Digital trace data collection through data donation
Author(s): Laura Boeschoten, Niek de Schipper, Adrienne Mendrik, Emiel van der Veen, Bella Struminskaya, Heleen Janssen, Theo Araujo
Friday 16 | 11:20-11:40
Room: TP54
Session: Sociology and Computational Social Science
In our everyday lives, we leave more and more traces behind on digital platforms: for example, by liking a post on Instagram or sending a message via WhatsApp. The promise of computational social science is that researchers can utilize these digital traces to study human behavior and social interaction at an unprecedented level of detail. However, while the amount of digital traces increases, most are closed off in proprietary archives of commercial corporations, with only a subset being available to a small set of researchers, or through increasingly restricted APIs. An alternative approach to gain access to digital traces is enabled thanks to the GDPR’s right to data access and data portability. Thanks to this legislation, all data processing entities are required to provide citizens a digital copy of their personal data upon request in, where that is appropriate, electronic form. We refer to these pieces of personal data as Data Download Packages (DDPs). This legislation allows researchers to invite participants to share their DDPs. A major challenge is, however, that DDPs potentially contain very sensitive data. Conversely, often not all data is needed to answer the specific research question.

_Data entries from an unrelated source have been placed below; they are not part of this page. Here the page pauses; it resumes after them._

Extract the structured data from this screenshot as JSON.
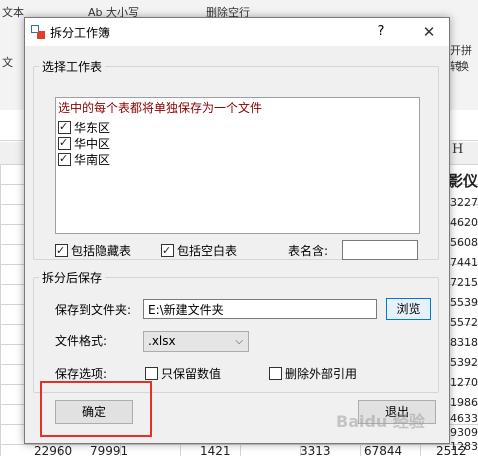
{
  "background": {
    "ribbon_fragments": [
      "文本",
      "Ab 大小写",
      "删除空行",
      "开拼转",
      "文",
      "换"
    ],
    "column_header": "H",
    "right_column": [
      "影仪",
      "3227",
      "4620",
      "5608",
      "7441",
      "7215",
      "5539",
      "5572",
      "8318",
      "5392",
      "1270",
      "1986",
      "4633",
      "9309",
      "1283"
    ],
    "bottom_row": [
      "22960",
      "79991",
      "1421",
      "3313",
      "67844",
      "2512"
    ]
  },
  "dialog": {
    "title": "拆分工作簿",
    "help": "?",
    "close": "✕",
    "select_group": {
      "label": "选择工作表",
      "hint": "选中的每个表都将单独保存为一个文件",
      "sheets": [
        {
          "name": "华东区",
          "checked": true
        },
        {
          "name": "华中区",
          "checked": true
        },
        {
          "name": "华南区",
          "checked": true
        }
      ],
      "include_hidden": "包括隐藏表",
      "include_blank": "包括空白表",
      "name_contains_label": "表名含:",
      "name_contains_value": ""
    },
    "save_group": {
      "label": "拆分后保存",
      "folder_label": "保存到文件夹:",
      "folder_value": "E:\\新建文件夹",
      "browse": "浏览",
      "format_label": "文件格式:",
      "format_value": ".xlsx",
      "options_label": "保存选项:",
      "keep_values": "只保留数值",
      "remove_external": "删除外部引用"
    },
    "ok": "确定",
    "exit": "退出"
  },
  "watermark": "Baidu 经验",
  "colors": {
    "hint": "#8b0000",
    "highlight": "#e0312a",
    "focus": "#0078d7"
  }
}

To tackle these challenges, Boeschoten et al. (2022) developed an alternative workflow: First, the participant requests their personal DDP at the platform of interest. Second, they download it onto their own personal device. Third, by means of local processing, only the features of interest to the researcher are extracted from that DDP. Fourth, the participant inspects the extracted features after which they can choose what they want to donate (or decline to donate). Only after selecting the data for donation and clicking the button donate, the donated data is sent to a storage location and can be accessed by the researcher.

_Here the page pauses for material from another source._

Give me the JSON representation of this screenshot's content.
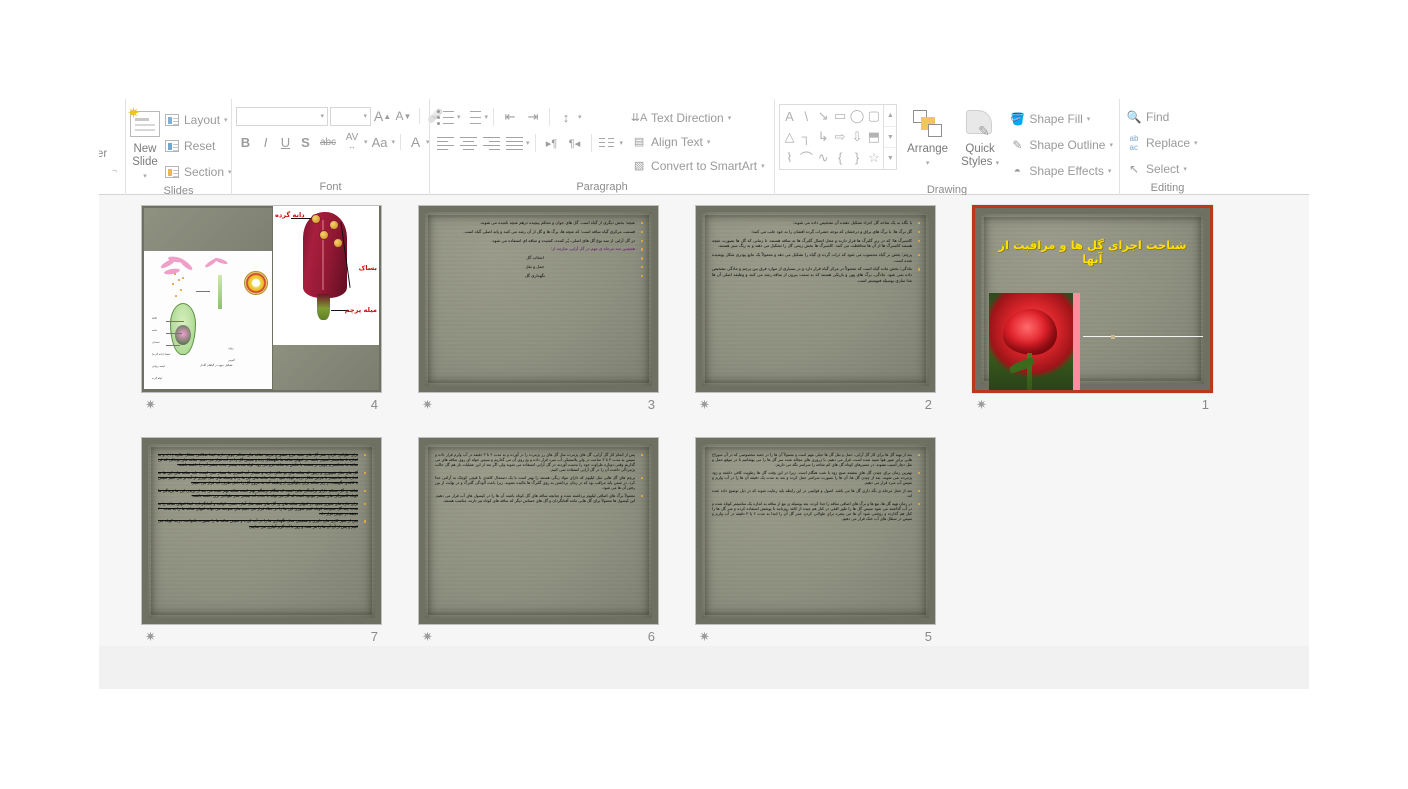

Port (Boeschoten et al., 2023) is an open-source software tool that allows for researchers to fully configure their own data donation study design using this workflow. Port is a generic tool that allows researchers to decide which digital platform to investigate, which digital traces to collect, how to present the digital traces to the participant, and what to communicate to the participant throughout this process. Furthermore, Port can be used to create custom study flows for participants and can be integrated with other resources for data collection such as Qualtrics. At last, Port is available open-source, and we facilitate the use of Port either on the Dutch national research infrastructure SURF, or through software-as-a-service solutions through Eyra.co. To summarize, these functionalities make Port a generic and useful tool for any researcher interested in collecting digital traces for research purposes.